Functional grief of a loved one's passing allows those left behind to understand the gravity of traumatic situations. We have all lost loved ones, and we should all understand that a proper period of mourning is essential.
This became obvious to me when I visited the small coastal town of Alvarado, Mexico, four years after my mother's passing. Much of my family in Alvarado—a fishing town of about 20,000—rely heavily on selling their daily haul in town markets to pay the bills. A funeral in Canada only weeks before Christmas was out of the question, and most were unable to attend.
It would be my first time back in my mother's hometown since her passing, where I would be visiting to lay her ashes in the city's cemetery. While it had been four years since her death, the ceremony gave her loved ones a defined opportunity to mourn, and to say goodbye one last time. To be honest, I was not expecting the ceremony to be as sad as it was, but as I watched the ceremony go on, it became clear that their behaviour was both appropriate and necessary for them to move forward.
This technology, which allows the dead to be paraded around to espouse words they had never said and promote messages that we aren't even certain the deceased would have believed in, has turned Joaquin Oliver's funeral into a sham.

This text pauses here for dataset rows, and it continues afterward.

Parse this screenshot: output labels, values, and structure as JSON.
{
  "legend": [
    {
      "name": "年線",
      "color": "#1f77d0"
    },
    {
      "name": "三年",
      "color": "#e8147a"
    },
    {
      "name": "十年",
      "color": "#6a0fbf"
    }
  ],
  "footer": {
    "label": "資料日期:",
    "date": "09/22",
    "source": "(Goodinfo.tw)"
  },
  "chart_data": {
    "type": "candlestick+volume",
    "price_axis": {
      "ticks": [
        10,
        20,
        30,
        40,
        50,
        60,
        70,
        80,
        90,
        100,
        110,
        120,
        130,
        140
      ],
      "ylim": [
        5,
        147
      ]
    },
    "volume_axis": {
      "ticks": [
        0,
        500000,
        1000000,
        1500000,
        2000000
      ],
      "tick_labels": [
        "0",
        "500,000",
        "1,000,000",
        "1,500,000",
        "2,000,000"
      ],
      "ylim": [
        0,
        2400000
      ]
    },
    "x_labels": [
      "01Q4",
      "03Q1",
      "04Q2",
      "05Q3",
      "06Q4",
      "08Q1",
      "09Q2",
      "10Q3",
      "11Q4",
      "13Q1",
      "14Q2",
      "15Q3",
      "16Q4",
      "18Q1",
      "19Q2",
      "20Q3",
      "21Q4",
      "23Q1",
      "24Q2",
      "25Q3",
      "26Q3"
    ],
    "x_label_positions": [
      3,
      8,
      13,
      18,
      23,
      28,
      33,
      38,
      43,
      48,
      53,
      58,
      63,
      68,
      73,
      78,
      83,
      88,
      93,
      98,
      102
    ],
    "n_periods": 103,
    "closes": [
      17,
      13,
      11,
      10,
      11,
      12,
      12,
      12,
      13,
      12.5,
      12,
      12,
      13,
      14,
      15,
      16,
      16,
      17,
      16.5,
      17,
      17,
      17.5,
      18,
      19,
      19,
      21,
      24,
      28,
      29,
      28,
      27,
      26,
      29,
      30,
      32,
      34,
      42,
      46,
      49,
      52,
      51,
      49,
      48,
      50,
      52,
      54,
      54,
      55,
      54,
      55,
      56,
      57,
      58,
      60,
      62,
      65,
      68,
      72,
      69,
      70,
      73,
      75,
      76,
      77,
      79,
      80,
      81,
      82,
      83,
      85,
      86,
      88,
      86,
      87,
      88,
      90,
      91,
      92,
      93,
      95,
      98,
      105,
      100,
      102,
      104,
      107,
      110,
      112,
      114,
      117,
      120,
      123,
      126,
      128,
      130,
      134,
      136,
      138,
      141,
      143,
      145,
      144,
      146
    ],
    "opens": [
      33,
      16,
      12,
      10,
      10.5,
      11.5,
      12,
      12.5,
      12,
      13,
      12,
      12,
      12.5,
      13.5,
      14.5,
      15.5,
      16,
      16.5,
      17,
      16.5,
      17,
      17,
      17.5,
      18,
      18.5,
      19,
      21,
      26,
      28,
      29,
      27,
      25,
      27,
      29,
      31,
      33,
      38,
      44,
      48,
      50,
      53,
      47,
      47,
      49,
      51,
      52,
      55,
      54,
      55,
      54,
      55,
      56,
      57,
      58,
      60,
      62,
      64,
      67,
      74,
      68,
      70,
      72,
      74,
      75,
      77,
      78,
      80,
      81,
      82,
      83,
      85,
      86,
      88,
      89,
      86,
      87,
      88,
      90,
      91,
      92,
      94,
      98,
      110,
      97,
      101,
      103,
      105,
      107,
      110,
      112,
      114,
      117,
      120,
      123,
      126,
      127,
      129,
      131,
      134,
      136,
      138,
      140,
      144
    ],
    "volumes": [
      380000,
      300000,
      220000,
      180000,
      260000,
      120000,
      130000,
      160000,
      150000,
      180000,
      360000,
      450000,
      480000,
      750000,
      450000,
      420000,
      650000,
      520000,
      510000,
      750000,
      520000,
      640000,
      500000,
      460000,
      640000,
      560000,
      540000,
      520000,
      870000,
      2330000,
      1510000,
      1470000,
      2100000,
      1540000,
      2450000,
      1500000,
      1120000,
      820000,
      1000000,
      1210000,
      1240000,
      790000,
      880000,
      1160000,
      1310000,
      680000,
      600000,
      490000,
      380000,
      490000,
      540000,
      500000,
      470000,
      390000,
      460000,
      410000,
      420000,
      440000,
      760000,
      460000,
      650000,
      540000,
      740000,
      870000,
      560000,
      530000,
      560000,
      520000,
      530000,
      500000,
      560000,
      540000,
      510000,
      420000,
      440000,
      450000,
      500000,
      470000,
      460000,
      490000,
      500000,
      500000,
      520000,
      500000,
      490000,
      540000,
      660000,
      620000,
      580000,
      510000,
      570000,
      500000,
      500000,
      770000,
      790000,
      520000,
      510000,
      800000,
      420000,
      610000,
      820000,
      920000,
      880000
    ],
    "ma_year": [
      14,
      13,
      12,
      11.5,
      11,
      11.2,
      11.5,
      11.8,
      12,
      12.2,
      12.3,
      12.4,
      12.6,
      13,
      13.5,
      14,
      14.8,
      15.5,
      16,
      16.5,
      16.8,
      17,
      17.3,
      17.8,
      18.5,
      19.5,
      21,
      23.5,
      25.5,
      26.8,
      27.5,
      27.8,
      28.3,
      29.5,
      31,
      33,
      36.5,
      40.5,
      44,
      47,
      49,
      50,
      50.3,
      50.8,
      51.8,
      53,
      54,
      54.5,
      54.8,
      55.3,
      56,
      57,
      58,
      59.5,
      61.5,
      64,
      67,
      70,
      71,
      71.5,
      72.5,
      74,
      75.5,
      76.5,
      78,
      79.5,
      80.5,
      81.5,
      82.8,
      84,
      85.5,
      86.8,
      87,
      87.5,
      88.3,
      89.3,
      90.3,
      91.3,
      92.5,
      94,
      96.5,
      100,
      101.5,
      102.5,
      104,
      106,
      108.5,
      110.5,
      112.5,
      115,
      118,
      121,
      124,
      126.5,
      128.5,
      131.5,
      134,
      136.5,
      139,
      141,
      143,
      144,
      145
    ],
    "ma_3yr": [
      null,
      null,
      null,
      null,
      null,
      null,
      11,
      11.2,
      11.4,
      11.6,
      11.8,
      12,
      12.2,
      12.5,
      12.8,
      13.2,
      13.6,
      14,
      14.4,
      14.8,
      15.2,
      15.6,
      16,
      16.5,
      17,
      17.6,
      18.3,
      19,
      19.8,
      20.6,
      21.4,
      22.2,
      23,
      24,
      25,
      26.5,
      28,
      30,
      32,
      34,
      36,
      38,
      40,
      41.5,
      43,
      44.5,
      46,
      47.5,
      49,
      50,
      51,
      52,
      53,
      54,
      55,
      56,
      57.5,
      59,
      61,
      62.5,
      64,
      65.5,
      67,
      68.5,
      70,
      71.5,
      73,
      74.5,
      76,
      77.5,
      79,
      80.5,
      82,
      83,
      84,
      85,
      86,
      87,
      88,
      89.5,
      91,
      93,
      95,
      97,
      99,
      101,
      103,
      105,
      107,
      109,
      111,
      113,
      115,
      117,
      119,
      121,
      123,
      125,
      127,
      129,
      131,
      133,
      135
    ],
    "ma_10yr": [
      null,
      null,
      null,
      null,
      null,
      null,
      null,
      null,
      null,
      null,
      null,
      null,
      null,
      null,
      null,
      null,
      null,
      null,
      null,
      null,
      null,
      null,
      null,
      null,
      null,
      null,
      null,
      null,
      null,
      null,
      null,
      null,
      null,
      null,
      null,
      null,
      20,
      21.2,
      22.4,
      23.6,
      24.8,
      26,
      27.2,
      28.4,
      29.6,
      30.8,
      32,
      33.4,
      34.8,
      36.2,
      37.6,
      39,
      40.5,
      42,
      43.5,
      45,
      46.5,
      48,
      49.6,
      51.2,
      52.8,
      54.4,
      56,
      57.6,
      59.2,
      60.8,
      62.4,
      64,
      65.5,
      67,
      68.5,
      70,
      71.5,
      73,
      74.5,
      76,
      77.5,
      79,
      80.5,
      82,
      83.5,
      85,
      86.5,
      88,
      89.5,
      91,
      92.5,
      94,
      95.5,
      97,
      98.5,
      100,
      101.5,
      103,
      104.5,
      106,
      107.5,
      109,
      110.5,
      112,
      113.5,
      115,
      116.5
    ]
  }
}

This is not a portrayal of Joaquin in a play, or a movie made to carry on his legacy—this message is intended to simulate Joaquin, as a message from the dead, almost as if to create a post-death legacy of Joaquin the human. This is not the son of Manuel and Patricia Oliver—this is a thinly veiled piece of propaganda.
Parents need to be permitted to mourn. This technology throws a significant wrench into the gears of how humans have mourned since the beginning of our history, and we should all be wary of it. If (God forbid) I were to die before my father, I would hope he understood that with my body and likeness come my choice. I do not consent to being body snatched and paraded to fill the lacuna left from my passing. I already believe in eternal life—there is no need for that to be complicated.